Vor sechzehn Jahren haben sich Andreas und seine Freunde schon einmal jener uralten Macht gestellt. Jetzt finden sie erneut zusammen, um diese endgültig zu vernichten.

Von Kinderbischöfen, Nikolauslegenden und Keltengöttern

Thomas Finns Weißer Schrecken ist auch, aber nicht nur, der Roman zur rechten Zeit! Gerade hat der Advent angefangen und Nikolaus nähert sich. Durch Finns Roman habe ich festgestellt, wie wenig ich doch eigentlich über dieses wohlbekannte Thema eigentlich weiß! Es gelingt ihm auf fast 500 Seiten beeindruckend, aus einem alten Brauch, auf den man sich freut, eine wirklich gruselige Geschichte zu stricken, die einem beim Lesen immer wieder eisige Schauer über den Rücken jagt.

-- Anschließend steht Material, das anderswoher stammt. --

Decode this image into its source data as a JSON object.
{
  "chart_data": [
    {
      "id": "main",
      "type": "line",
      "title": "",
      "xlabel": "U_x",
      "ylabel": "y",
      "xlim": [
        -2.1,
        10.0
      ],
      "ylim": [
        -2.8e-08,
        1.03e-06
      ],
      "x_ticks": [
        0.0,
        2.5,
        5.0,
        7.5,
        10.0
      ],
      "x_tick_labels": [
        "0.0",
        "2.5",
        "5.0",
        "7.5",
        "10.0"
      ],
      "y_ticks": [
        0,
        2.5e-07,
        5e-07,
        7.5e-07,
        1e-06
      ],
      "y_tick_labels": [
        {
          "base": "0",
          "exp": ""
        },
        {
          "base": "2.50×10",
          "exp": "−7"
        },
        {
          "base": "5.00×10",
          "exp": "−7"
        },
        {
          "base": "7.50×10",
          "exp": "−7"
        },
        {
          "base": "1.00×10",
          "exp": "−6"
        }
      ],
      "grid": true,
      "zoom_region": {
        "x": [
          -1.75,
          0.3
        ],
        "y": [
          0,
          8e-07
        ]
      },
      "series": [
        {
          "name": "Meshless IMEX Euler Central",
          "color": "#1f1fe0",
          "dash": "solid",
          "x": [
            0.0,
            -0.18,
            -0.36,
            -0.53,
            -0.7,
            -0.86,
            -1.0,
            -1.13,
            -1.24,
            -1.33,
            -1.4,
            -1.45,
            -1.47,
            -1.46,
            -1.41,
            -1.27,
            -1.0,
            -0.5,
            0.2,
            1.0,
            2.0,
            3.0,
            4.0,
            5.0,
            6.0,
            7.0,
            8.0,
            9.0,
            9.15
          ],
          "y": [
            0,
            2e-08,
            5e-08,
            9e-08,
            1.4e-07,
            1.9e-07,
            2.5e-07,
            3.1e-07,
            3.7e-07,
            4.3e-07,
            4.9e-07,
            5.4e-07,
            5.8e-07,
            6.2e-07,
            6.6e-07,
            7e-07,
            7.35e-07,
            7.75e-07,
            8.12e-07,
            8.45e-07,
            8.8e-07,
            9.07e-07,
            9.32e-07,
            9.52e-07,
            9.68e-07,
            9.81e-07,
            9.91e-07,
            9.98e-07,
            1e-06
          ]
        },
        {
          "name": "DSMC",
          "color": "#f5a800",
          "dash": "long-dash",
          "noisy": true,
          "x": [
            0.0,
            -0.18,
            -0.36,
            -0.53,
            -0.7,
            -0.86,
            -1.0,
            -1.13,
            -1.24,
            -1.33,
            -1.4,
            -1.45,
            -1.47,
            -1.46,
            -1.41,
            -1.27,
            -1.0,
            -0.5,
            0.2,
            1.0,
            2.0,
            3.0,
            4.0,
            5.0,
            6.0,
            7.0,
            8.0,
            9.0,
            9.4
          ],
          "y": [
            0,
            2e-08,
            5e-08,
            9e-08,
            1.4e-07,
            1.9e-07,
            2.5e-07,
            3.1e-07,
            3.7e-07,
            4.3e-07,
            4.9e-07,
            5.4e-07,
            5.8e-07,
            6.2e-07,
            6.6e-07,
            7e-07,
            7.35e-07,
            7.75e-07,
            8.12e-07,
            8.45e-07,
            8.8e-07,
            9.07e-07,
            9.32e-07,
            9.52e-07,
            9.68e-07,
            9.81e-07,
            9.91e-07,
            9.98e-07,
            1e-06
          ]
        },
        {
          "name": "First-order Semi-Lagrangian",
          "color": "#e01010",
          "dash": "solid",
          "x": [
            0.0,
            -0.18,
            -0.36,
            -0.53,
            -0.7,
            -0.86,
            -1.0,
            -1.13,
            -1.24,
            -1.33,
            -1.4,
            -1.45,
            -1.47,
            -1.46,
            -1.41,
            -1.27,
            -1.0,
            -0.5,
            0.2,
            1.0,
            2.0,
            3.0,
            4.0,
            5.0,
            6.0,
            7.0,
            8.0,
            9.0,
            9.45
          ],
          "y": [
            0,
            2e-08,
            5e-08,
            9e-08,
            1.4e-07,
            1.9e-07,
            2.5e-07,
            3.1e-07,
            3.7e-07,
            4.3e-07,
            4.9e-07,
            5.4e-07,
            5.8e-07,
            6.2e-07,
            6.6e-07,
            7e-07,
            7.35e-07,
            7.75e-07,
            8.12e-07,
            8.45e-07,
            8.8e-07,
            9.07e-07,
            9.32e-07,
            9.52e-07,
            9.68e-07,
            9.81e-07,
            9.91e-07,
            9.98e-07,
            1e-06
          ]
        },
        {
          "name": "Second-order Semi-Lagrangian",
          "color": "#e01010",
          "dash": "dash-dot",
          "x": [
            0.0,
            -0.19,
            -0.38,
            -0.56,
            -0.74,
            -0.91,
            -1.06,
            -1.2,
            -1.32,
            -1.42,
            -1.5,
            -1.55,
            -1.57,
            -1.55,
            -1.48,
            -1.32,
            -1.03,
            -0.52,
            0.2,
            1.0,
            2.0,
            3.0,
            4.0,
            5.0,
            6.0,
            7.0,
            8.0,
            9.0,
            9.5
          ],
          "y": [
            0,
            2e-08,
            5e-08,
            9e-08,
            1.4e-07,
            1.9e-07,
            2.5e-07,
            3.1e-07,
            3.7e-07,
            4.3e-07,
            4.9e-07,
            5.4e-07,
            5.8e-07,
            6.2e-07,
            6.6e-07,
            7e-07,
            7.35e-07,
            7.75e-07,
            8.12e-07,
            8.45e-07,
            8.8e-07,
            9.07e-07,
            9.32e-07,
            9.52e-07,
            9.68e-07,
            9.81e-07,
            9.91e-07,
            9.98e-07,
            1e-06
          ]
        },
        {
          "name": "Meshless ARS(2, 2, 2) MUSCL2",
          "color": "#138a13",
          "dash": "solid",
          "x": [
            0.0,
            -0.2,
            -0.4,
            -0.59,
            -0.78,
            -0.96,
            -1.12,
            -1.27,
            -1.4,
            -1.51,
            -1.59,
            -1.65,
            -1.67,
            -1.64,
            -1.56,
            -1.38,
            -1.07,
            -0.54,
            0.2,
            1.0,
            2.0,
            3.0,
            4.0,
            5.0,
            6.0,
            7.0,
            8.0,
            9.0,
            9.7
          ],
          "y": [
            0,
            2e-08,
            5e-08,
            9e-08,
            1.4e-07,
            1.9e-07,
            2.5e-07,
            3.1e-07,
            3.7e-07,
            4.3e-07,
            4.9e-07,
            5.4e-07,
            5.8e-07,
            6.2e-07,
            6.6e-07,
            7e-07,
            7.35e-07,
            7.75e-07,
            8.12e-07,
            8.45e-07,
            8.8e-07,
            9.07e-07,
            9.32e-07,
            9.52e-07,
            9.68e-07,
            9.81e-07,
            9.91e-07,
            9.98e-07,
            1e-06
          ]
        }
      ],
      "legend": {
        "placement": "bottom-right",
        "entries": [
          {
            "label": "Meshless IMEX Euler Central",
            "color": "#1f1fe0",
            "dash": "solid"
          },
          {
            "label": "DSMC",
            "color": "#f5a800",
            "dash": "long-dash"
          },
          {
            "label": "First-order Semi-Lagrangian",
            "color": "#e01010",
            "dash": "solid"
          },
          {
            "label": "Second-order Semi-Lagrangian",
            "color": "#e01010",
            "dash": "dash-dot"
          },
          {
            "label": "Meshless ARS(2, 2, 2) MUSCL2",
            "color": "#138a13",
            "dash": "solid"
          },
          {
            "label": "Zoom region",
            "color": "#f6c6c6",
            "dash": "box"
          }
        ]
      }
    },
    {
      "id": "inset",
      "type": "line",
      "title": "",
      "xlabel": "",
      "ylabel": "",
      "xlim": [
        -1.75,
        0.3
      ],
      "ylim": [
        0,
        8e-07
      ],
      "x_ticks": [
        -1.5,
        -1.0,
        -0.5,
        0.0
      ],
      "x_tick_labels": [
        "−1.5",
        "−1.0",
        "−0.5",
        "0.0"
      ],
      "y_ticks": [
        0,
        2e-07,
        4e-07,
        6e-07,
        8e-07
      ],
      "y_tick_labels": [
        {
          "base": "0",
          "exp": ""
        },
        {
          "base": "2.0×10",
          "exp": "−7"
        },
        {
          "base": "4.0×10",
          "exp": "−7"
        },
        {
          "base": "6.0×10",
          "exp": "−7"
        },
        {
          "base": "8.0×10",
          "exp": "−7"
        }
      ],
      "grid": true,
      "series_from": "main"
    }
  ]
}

Natürlich stellt sich am Anfang der Eindruck ein, der Autor wolle mit seinem Horrorthriller schlicht Stephen Kings Erfolgsformel aus Es kopieren – mit fortlaufender Seitenzahl verliert sich das jedoch mehr und mehr. Der größte Teil der Handlung spielt nicht in der Jetzt-Zeit, sondern berichtet von den wenigen Tagen im Dezemer 1994, in der die Leben einer kleinen Gruppe verschworener Freunde eine dramatische Wendung nahmen. Diese Freunde sind Andreas, der Sohn eines reichen Geschäftsmanns; Robert, Kind einer Alkoholikerin, Niklas, der dickliche Sohn der Bäckersfamilie sowie die Zwillinge Elke und Miriam, die unter der Knute ihres streng religiösen Vaters zu leiden haben. Die Dynamik einer Gruppe solcher Charaktere hat Thomas Finn gut eingefangen, die Charaktere verhalten sich authentisch – einziger Wehrmutstropfen ist, dass sie sich für meinen Geschmack manchmal ein bisschen zu gestelzt ausgedrückt haben. Darüber tröstet jedoch die packende Handlung hinweg. Wenige Tage vor dem 6. Dezember entdecken die Jugendlichen unter der Eisoberfläche des zugefrorenen Dorfsees die Leiche eines Mädchens, die den Zwillingen wie zum verwechseln ähnlich sieht. Als die schockierten Freunde versuchen herauszufinden, was hinter diesem unheimlichen Zufall steckt, kommen sie einer Verschwörung auf die Schliche, in die mehrere Einwohner Perchtals verwickelt zu sein scheinen.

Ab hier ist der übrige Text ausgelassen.